11th November 2011
Buttonwood on the Economist is certainly worried. He writes: "The solutions to the European debt crisis seem to sidestep democratic government. The Greeks have appointed a former banker, Lucas Papademos, as prime minister and the Italians seem to be heading for Mario Monti, an academic and former EU commissioner. The idea, presumably, is that these candidates – who stand above the political fray – will be able to take the unpopular decisions that other politicians shrink from.But using the term "unpopular" for policies implies that most voters don't agree with them. Perhaps this is an inevitable problem with democracy."
Reuters reports the views of Cardiff professor of finance Laurence Copland (though he was writing before the Greeks had dropped their referendum plans), and he is pessimistic about developments even before the two Prime Ministers exited stage left and stage right. He sees the EU structures at fault.

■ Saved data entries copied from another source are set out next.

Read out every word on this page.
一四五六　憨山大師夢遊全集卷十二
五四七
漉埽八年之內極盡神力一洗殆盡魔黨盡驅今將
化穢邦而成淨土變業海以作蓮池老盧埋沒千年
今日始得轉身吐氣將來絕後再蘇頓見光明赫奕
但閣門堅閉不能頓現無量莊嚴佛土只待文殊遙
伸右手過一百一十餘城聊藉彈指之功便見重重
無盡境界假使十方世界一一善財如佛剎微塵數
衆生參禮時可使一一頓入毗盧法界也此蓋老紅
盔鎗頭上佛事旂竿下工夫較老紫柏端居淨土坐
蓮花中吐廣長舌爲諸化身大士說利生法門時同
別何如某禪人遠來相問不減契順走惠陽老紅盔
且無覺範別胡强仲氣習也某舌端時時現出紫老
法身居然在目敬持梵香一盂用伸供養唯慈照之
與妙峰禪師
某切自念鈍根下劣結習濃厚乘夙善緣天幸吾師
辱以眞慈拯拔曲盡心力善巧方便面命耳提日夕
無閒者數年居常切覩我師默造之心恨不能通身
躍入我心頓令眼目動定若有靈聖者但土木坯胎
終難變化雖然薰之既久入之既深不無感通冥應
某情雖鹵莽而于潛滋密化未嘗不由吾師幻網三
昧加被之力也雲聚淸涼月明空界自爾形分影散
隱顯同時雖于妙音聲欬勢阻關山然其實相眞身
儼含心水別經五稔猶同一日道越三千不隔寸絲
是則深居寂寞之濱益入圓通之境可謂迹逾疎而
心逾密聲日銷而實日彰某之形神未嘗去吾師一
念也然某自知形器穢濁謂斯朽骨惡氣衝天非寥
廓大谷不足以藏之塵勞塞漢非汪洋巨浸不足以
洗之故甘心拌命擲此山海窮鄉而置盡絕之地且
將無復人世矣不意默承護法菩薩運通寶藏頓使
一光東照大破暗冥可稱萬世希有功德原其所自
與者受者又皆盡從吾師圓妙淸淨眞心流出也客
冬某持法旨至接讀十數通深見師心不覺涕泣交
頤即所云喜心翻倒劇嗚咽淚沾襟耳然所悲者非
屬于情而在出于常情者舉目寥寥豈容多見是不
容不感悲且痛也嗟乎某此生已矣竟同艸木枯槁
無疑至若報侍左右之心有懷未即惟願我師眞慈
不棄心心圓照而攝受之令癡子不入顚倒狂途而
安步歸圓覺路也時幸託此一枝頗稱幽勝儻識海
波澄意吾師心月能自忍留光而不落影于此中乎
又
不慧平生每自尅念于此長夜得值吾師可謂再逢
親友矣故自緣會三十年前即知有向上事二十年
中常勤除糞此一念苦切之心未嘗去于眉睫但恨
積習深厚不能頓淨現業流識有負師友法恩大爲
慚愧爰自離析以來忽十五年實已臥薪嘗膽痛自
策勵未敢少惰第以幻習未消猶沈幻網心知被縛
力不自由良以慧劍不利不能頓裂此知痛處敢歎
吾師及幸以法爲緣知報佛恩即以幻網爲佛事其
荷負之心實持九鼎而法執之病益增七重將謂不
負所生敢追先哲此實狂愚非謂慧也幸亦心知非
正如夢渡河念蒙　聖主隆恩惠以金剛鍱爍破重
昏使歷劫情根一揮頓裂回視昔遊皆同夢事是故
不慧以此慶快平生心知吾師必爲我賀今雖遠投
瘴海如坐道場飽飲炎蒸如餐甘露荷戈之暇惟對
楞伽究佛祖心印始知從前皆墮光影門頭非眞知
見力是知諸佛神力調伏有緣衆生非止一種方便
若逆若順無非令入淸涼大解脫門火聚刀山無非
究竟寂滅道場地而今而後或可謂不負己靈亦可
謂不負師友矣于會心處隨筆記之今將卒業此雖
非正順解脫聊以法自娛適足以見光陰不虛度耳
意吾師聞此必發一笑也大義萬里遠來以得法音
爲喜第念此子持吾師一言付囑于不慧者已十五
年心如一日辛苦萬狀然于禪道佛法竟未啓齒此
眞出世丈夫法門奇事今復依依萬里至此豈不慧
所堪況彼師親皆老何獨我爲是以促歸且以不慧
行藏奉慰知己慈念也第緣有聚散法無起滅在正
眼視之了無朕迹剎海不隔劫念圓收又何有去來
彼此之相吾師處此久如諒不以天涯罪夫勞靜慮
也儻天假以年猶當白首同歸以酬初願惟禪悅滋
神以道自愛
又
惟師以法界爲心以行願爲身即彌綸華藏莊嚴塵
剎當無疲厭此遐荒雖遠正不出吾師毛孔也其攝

He writes: "The general lesson for Brussels is the same as it always has been. Leadership in a democracy means winning over the public to the course of action you believe is best, and only then, if you succeed, going ahead. The current mess results from riding roughshod over the European electorate and counting on them to see the supposed benefits ex-post. In reality, they were never very keen even during the good times, so it is hardly surprising they are now in open revolt. I have no idea how it will all end, but it is not just the economic stress across Europe which is worrying. It is capitalism – and, with it, democracy – which is under threat."
But it is not just the EU's democracy that is being debated. On this www.youtube.com video, economist Dambisa Moyo answers a question about whether it would make sense for the US to move to a Singaporean model. While largely rejecting that scenario, she does suggest the US may suffer from hyper-democracy and wonders if, for example, term limits could be extended as with Mexico and Brazil.
On the BBC's Today Programme a few days ago Tory MP and financier John Redwood, argued that democracy is under threat from the structure of the Eurozone and EU but former Tory MEP John Stevens, who was in favour of the euro, says the problem is that nations are facing the overly powerful internationalised markets.
And the the Guardian has, of course, joined the debate. Economics editor Larry Elliott is worried about who the decision makers are. "The real decisions in Europe are now taken by the Frankfurt Group, an unelected cabal made of up eight people: Lagarde; Merkel; Sarkozy; Mario Draghi, the new president of the ECB; José Manuel Barroso, the president of the European Commission; Jean-Claude Juncker, chairman of the Eurogroup; Herman van Rompuy, the president of the European Council; and Olli Rehn, Europe's economic and monetary affairs commissioner. This group, which is accountable to no one, calls the shots in Europe."
For now it looks like it is ‘Economics 2 Democracy 0' but has anyone asked the voters or is that the point?